Gerade, um systemerhaltende Arbeit mit weniger Qualifikation aufzuwerten, setzen Sie auf fairere Wertschätzung von Arbeit. Wie soll das funktionieren? Über einen Einheitslohn?

Geld spielt sicher eine wichtige Rolle. Aber meines Erachtens sollten die Lohnunterschiede wesentlich geringer sein. Zudem geht es um Anerkennung. Eine moderne arbeitsteilige Gesellschaft hängt von all den unterschiedlichen Tätigkeiten ab. Da sind nicht manche wertvoller, es braucht sie alle, damit die Gesellschaft funktioniert. Natürlich geht es da auch um Geld, auch um öffentliches Geld - etwa bei Gehältern im Öffentlichen Dienst. Aber es geht auch um ein bewusstes Konsumverhalten. Muss es immer das billigste Angebot sein? Wenn transparent wäre, ob eine Ware oder Dienstleistung unter fairen Arbeitsbedingungen hergestellt wird, könnten sowohl Politik als auch Konsumenten hier bewusst gegen prekäre Verhältnisse steuern. Da entstehen im Moment schon die ersten Labels. Hier könnte Digitalisierung durch mehr Information gute Dienste leisten. Wenn ich sicher sein kann, hier ist mein Geld in gute Arbeit investiert, dann wären viele Menschen sicher bereit, mehr Geld zu zahlen.

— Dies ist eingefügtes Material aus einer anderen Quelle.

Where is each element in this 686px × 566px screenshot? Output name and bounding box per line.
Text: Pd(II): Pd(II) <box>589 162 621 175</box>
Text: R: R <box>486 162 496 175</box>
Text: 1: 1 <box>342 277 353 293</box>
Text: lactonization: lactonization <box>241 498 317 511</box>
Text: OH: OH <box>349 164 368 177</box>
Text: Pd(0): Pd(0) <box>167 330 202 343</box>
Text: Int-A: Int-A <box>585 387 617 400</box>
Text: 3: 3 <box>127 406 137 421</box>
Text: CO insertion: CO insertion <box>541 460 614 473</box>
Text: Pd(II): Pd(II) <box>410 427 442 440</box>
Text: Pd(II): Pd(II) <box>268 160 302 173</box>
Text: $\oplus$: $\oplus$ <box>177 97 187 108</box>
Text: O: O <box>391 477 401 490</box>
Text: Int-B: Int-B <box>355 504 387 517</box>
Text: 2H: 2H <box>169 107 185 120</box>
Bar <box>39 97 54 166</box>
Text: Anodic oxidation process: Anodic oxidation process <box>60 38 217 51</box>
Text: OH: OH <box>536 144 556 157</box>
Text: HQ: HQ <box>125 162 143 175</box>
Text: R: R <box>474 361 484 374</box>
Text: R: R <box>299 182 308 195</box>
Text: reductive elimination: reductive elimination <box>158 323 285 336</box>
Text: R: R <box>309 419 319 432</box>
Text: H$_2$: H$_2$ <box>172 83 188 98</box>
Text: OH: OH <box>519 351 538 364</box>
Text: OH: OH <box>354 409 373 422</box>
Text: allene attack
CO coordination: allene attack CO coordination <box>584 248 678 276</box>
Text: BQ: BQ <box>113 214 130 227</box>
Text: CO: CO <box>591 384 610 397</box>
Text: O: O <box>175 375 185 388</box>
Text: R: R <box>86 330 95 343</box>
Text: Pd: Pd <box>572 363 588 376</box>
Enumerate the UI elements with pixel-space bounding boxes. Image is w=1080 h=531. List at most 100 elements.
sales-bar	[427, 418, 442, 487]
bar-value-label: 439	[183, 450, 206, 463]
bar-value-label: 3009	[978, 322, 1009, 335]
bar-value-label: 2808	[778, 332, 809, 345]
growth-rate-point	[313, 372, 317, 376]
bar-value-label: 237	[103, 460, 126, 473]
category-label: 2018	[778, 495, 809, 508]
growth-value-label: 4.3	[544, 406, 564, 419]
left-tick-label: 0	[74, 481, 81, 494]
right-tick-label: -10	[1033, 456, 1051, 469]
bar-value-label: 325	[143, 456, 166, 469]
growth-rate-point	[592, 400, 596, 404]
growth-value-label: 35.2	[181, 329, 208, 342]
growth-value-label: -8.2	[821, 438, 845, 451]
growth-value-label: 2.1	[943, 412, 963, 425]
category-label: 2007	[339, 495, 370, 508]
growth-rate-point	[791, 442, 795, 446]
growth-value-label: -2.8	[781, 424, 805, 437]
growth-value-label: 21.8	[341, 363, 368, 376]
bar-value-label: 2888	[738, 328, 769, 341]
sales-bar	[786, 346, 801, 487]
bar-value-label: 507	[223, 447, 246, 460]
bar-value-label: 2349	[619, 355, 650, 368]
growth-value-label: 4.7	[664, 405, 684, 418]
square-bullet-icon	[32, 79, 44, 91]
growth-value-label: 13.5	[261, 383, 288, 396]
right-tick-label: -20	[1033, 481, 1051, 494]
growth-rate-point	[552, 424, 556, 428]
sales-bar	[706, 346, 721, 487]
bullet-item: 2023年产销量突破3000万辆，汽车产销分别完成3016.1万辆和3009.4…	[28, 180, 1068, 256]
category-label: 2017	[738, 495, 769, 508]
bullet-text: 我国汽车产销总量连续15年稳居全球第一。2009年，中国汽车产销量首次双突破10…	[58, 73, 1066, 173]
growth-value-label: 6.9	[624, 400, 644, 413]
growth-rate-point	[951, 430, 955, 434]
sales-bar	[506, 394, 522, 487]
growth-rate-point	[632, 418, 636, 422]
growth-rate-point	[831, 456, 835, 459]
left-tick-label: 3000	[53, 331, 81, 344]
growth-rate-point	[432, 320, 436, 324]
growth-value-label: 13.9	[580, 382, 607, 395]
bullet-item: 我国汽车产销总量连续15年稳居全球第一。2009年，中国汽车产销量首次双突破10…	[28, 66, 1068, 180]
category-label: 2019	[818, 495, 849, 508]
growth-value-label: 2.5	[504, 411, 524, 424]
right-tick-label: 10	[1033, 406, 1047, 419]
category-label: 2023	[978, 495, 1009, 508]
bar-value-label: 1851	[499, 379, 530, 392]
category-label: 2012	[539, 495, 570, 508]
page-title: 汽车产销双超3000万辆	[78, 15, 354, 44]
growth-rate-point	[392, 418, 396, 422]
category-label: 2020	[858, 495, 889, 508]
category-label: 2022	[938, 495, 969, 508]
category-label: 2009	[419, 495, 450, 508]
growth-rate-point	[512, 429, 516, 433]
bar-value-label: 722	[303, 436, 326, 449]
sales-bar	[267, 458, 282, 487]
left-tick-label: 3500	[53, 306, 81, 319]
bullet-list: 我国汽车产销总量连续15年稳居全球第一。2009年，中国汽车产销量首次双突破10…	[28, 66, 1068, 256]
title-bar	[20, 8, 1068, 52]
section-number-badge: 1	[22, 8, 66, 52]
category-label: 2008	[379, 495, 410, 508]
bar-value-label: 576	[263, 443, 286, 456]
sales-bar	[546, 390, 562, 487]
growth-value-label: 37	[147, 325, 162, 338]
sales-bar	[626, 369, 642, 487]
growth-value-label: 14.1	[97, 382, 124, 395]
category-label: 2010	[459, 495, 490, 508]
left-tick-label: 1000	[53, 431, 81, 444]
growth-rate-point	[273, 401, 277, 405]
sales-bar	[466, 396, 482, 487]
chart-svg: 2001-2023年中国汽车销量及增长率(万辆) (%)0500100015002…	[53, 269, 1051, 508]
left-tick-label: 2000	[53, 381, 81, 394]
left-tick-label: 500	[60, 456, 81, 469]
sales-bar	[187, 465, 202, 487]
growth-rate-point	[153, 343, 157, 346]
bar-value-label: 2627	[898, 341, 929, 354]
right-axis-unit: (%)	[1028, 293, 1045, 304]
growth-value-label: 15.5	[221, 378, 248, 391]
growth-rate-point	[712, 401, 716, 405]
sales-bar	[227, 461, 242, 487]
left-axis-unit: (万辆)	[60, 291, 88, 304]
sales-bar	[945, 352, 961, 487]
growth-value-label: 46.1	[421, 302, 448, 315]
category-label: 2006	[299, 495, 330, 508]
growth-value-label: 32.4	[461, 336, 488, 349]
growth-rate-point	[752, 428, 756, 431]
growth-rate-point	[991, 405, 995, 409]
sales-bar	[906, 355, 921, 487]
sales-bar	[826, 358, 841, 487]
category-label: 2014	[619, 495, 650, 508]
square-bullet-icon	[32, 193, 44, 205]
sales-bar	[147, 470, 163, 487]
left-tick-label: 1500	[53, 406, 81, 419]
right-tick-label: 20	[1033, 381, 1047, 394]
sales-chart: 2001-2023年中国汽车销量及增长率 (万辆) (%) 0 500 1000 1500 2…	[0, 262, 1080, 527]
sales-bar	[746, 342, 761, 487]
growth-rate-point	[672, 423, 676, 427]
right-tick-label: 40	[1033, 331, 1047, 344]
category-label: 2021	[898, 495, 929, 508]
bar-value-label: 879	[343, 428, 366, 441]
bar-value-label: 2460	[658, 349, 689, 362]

Inwieweit könnte die von Ihnen geforderte Demokratisierung von Wirtschaft hier helfen?

Die grundsätzliche Idee ist: Diejenigen, die Macht über andere haben im wirtschaftlichen System, sollten sich für diese Macht auch zur Verantwortung ziehen lassen müssen - etwa, indem sie gewählt werden. Wir akzeptieren das im politischen System ja auch, dass sich Führungspersönlichkeiten der Öffentlichkeit stellen müssen. Ohne Hierarchien wird es auch in der Wirtschaft nicht funktionieren, Arbeit lässt sich nicht nur in Netzwerken und Schwärmen organisieren. Aber diese Strukturen können demokratisch gebildet werden.